Pharma Innovation
09.12.2021 | Green Innovation
Nachhaltigkeit ist heute weit mehr als nur eine Frage der unternehmerischen Verantwortung. Sie ist ein wesentlicher Bestandteil des modernen Geschäftslebens, und es gibt keinen Sektor, der sich ihr nicht verschrieben hat. Sie ist sogar zu einer wichtigen Triebfeder für Investitionen geworden, denn die Risikokapitalgeber konzentrieren sich jetzt verstärkt auf Start-ups, die auf Nachhaltigkeit ausgerichtet sind.
In den ersten sechs Monaten des Jahres [2021] haben grüne Start-ups europaweit 7 Mrd. EUR an Finanzmitteln erhalten, ein enormer Anstieg gegenüber den 4,7 Mrd. EUR in den 12 Monaten des Jahres 2020, der in gewissem Maße durch die wachsende Zahl von Business Angels, die sich auf dieses Thema konzentrieren, unterstützt wird. Die Auswirkungen sind auch auf einer höheren Ebene zu spüren. So beeinflusst ESG - Environmental, Social, Governance - mittlerweile auch den Bereich der Unternehmensfusionen und -übernahmen, wie ein Kommentator kürzlich anmerkte: Es wäre nicht verwunderlich, wenn, wie im Bereich der Compliance, ESG-sensible Geschäftsmodelle "rückwirkend bewertet" werden.

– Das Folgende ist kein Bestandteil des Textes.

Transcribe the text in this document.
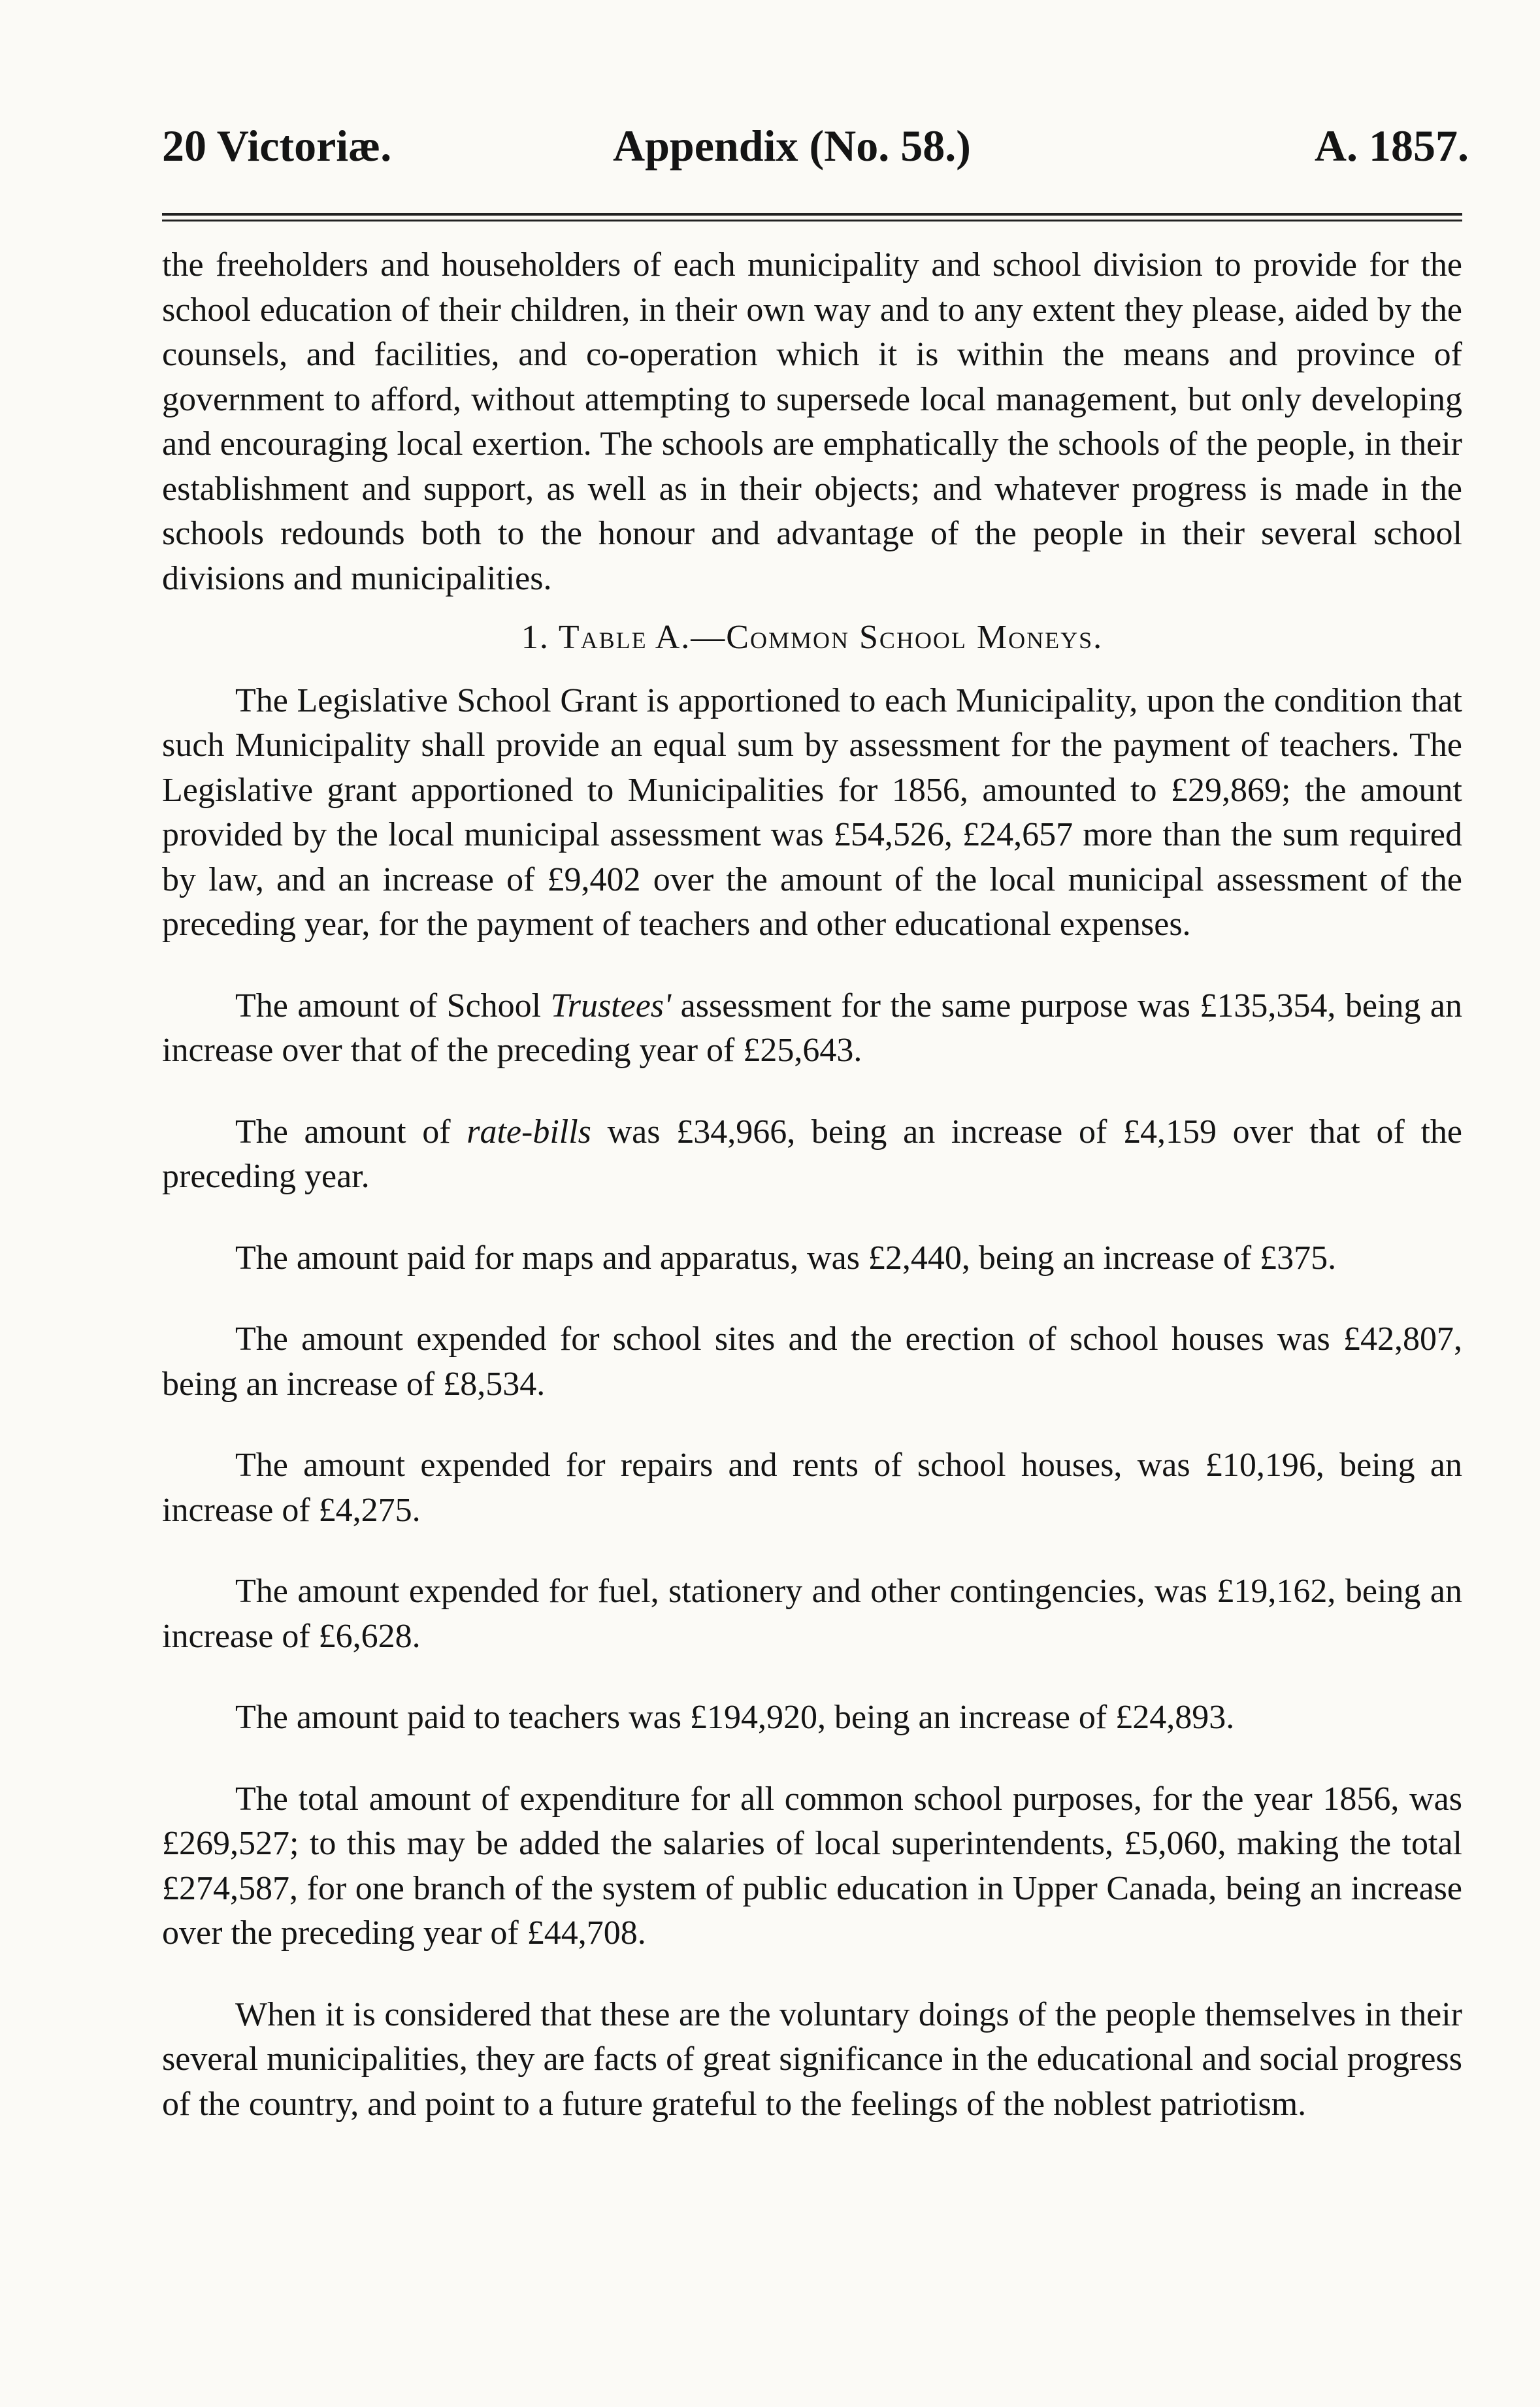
20 Victoriæ.	Appendix (No. 58.)	A. 1857.

the freeholders and householders of each municipality and school division to provide for the school education of their children, in their own way and to any extent they please, aided by the counsels, and facilities, and co-operation which it is within the means and province of government to afford, without attempting to supersede local management, but only developing and encouraging local exertion. The schools are emphatically the schools of the people, in their establishment and support, as well as in their objects; and whatever progress is made in the schools redounds both to the honour and advantage of the people in their several school divisions and municipalities.

1. Table A.—Common School Moneys.

The Legislative School Grant is apportioned to each Municipality, upon the condition that such Municipality shall provide an equal sum by assessment for the payment of teachers. The Legislative grant apportioned to Municipalities for 1856, amounted to £29,869; the amount provided by the local municipal assessment was £54,526, £24,657 more than the sum required by law, and an increase of £9,402 over the amount of the local municipal assessment of the preceding year, for the payment of teachers and other educational expenses.

The amount of School Trustees' assessment for the same purpose was £135,354, being an increase over that of the preceding year of £25,643.

The amount of rate-bills was £34,966, being an increase of £4,159 over that of the preceding year.

The amount paid for maps and apparatus, was £2,440, being an increase of £375.

The amount expended for school sites and the erection of school houses was £42,807, being an increase of £8,534.

The amount expended for repairs and rents of school houses, was £10,196, being an increase of £4,275.

The amount expended for fuel, stationery and other contingencies, was £19,162, being an increase of £6,628.

The amount paid to teachers was £194,920, being an increase of £24,893.

The total amount of expenditure for all common school purposes, for the year 1856, was £269,527; to this may be added the salaries of local superintendents, £5,060, making the total £274,587, for one branch of the system of public education in Upper Canada, being an increase over the preceding year of £44,708.

When it is considered that these are the voluntary doings of the people themselves in their several municipalities, they are facts of great significance in the educational and social progress of the country, and point to a future grateful to the feelings of the noblest patriotism.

Geeignete Zielunternehmen werden immer häufiger anhand von ESG-Kriterien ausgewählt. Bei der Due-Diligence-Prüfung müssen Einkäufer die Geschäftsmodelle der Zielunternehmen einschließlich ihrer Lieferketten verstärkt auf ESG-Faktoren hin untersuchen. Glücklicherweise genießt Deutschland hier einen guten Ruf. Deutschland gilt weithin als eines der nachhaltigsten Industrieländer der Welt, auch dank der Arbeit der Bundesregierung bei der Weiterentwicklung ihrer Nachhaltigkeitsstrategie, die sich an den 17 Zielen für nachhaltige Entwicklung (Sustainable Development Goals, SDGs) der UN orientiert. Es handelte sich um eine mehrstufige Strategie, die direkt vom Kanzleramt geleitet und von Angela Merkel öffentlich unterstützt wurde und die nicht nur Maßnahmen mit Auswirkungen auf das Land, sondern auch solche mit globalen Auswirkungen und solche, die sich aus der bilateralen Zusammenarbeit mit anderen Ländern ergeben, umfasste.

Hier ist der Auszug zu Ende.